Archivo diario: 01/11/2011

Que no vengan más colistas

No aprendimos la lección de hace una semana y volvimos a tropezar en lo más llano. De nuevo se nos van puntos ante un equipo muy inferior, pero que supo aprovechar buena parte de las ocasiones de que dispuso. Y eso es mucho. Nosotros, sin embargo, a pesar de empezar bien –cuarto gol de Manu–, nos fuimos diluyendo con el paso de los minutos.

Parecía que en la segunda parte mejoramos y tuvimos infinidad de ocasiones para sentenciar el partido. El problema es que lo hacíamos sin orden. No entiendo cómo ganando 1-0 atacamos a lo loco. Los desmarques y los apoyos se hacían mal, y cuando teníamos ocasiones, nos empecinábamos en tirarlas al portero –Roberto– que fue el jugador más determinante del partido.

Encima, volvíamos a permitir las contras del rival, no haciendo faltas en los momentos clave. El remate fue cuando Spahic se permitió una boutade innecesaria, y que, a la postre, dio lugar al gol del empate. A partir de ahí el partido se puso muy peligroso, porque apenas había tiempo para la reacción, seguíamos sin orden y el Granada se movía por el centro del campo como Pedro por su casa. Nosotros llegábamos, de vez en cuando, con relativa claridad, pero con el handicap de no tener un matador arriba –Kanouté y Negredo ya no estaban–. La ocasión más clara fue para Luis Alberto, que tenía toda la portería para él y el portero en el suelo. Una ocasión así no se puede fallar nunca. Y, por supuesto, acabamos pagándolo. El fútbol suele ser implacable cuando eso ocurre. Es el tan manido: «el que perdona, pierde».

De la alineación inicial no me gustó ver, de nuevo, a Cáceres en el lateral y a Trochowski en la banda izquierda. Pienso que a los dos se les desaprovecha en esas posiciones y es dar ventaja al contrario. Marcelino no piensa igual, porque lo ha hecho en más de una ocasión, y no con buenos resultados.

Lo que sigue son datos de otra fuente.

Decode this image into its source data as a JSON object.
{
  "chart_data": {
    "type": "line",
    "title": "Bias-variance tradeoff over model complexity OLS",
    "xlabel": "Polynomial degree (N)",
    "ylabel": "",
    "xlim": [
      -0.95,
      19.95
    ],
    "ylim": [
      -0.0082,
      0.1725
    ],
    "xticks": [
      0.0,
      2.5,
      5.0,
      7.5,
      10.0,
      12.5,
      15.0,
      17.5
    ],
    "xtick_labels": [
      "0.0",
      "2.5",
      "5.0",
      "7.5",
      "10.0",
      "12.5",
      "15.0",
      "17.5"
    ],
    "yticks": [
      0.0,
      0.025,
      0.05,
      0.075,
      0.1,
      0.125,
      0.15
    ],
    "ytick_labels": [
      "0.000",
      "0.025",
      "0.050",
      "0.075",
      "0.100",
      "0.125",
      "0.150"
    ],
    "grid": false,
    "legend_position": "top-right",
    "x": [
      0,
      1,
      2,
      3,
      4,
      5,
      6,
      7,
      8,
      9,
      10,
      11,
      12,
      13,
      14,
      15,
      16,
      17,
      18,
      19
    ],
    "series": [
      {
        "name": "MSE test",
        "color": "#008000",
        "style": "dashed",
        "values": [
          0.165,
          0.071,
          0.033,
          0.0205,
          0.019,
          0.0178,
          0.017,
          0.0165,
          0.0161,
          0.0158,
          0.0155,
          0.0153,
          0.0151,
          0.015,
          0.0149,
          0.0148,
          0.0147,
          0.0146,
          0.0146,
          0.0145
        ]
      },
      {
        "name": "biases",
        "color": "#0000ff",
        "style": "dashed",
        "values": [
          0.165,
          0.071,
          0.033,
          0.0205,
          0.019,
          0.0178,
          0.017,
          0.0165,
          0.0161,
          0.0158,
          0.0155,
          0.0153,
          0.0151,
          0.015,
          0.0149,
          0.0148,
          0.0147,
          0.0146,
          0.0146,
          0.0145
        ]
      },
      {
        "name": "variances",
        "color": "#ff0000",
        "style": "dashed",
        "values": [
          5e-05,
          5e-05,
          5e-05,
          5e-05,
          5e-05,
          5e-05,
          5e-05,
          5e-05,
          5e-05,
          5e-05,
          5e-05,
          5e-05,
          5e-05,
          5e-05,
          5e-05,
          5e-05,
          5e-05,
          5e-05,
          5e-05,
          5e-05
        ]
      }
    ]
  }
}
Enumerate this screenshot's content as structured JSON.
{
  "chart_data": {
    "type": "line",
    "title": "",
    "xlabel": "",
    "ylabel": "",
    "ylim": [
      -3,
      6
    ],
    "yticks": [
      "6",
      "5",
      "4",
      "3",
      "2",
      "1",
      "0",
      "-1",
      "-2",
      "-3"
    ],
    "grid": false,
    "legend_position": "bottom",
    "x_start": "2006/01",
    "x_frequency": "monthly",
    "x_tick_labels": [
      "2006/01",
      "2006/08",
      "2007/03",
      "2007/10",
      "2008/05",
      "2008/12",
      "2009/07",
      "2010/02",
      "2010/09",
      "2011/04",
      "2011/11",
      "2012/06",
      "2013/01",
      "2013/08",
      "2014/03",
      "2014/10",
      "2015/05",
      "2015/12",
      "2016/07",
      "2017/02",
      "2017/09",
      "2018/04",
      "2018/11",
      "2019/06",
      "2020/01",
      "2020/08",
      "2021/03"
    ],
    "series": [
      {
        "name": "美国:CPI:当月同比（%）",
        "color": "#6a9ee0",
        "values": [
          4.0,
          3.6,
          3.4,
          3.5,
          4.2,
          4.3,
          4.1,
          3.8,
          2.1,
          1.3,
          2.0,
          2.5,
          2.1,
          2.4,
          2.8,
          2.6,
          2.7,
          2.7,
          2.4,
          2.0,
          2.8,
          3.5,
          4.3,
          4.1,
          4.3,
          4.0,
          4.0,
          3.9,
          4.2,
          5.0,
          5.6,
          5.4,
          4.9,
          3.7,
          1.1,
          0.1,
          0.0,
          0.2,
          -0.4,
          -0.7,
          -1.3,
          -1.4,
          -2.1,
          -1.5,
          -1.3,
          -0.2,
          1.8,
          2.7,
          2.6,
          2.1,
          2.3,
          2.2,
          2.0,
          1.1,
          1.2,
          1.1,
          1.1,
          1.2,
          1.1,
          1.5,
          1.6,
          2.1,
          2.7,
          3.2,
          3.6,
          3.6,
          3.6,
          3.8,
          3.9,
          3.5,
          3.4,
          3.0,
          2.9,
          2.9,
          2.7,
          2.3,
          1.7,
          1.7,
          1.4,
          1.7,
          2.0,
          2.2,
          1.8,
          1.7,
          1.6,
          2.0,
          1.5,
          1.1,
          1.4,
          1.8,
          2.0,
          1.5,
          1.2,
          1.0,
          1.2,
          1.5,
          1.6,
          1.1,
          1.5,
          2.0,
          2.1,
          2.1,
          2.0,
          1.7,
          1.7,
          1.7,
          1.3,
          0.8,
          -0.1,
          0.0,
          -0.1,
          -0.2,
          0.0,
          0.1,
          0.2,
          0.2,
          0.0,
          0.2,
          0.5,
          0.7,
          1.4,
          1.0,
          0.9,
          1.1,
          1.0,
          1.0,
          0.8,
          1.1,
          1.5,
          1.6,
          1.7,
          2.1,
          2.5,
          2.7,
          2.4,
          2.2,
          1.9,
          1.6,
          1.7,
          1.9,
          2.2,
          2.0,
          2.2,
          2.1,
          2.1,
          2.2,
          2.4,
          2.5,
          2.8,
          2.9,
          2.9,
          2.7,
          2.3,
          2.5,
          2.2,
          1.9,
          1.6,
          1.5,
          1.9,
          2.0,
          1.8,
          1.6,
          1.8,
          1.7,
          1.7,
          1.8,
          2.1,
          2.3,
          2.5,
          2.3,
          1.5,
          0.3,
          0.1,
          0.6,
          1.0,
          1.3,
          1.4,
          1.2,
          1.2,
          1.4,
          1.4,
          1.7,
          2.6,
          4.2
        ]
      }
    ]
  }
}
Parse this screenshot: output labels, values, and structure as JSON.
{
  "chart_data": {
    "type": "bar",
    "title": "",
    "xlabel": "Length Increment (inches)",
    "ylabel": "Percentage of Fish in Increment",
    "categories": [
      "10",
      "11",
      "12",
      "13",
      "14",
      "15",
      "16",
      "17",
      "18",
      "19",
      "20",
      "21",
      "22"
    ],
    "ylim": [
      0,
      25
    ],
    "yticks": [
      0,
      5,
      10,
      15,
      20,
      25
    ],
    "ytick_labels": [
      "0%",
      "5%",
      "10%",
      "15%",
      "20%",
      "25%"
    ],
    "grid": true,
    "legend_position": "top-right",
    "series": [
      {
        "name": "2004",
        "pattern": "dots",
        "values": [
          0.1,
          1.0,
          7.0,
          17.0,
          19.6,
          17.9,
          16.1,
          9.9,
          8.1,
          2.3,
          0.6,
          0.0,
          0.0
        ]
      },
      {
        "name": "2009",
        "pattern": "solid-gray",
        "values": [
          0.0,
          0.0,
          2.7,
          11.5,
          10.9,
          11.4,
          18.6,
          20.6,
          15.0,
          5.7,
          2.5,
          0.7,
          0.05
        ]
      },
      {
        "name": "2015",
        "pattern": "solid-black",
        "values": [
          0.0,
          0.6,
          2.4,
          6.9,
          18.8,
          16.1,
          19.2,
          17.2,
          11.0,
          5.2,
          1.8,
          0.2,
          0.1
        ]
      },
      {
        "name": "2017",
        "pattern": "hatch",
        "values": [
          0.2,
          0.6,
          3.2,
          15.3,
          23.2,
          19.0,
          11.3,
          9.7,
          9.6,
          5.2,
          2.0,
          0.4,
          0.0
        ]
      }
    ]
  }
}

Tampoco me gustó que saliera Luis Alberto con tan pocos minutos por delante y con un marcador que no era favorable. Creo que lo mejor es dar oportunidades a los canteranos, pero cuando no tengan presión, y Luis Alberto, aunque es un gran jugador, está falto de experiencia. Ayer no era el mejor momento para darle minutos. Aun así, si hubiera marcado la clarísima ocasión que tuvo, ahora posiblemente estaría escribiendo algo muy distinto. Tengo ganas de ver a Luis Alberto de titular, aunque sea en la banda izquierda, como ya hizo la temporada pasada. Y si puede ser, en varios partidos consecutivos. Seguro que no defraudaría.

Derrota de las que hacen daño, por la forma en que llegó la derrota y porque todos nuestros rivales directos habían ganado. Nos alejamos de los puestos Champions. No volveremos a llegar a ellos a no ser que mejoremos mucho en defensa y en ataque.

El árbitro no me gustó nada. Una cosa es que deje jugar y otra, muy distinta, es que no pite faltas clarísimas.

Al partido de ayer no hay que darles más vueltas.  Perdimos porque no tenemos delanteros que definan bien –o simplemente, no tenemos delanteros– y porque dimos muchísimas facilidades en defensa y el centro del campo. Es así de simple. ¿Cuántas veces hemos visto los sevillistas lo de ayer? Es duro perder así, pero se veía venir. Lo único que cuenta en fútbol son los goles. Ni buen juego, ni otras pamplinas. Los goles. Y, lamentablemente, tenemos muy poquita gente que los haga.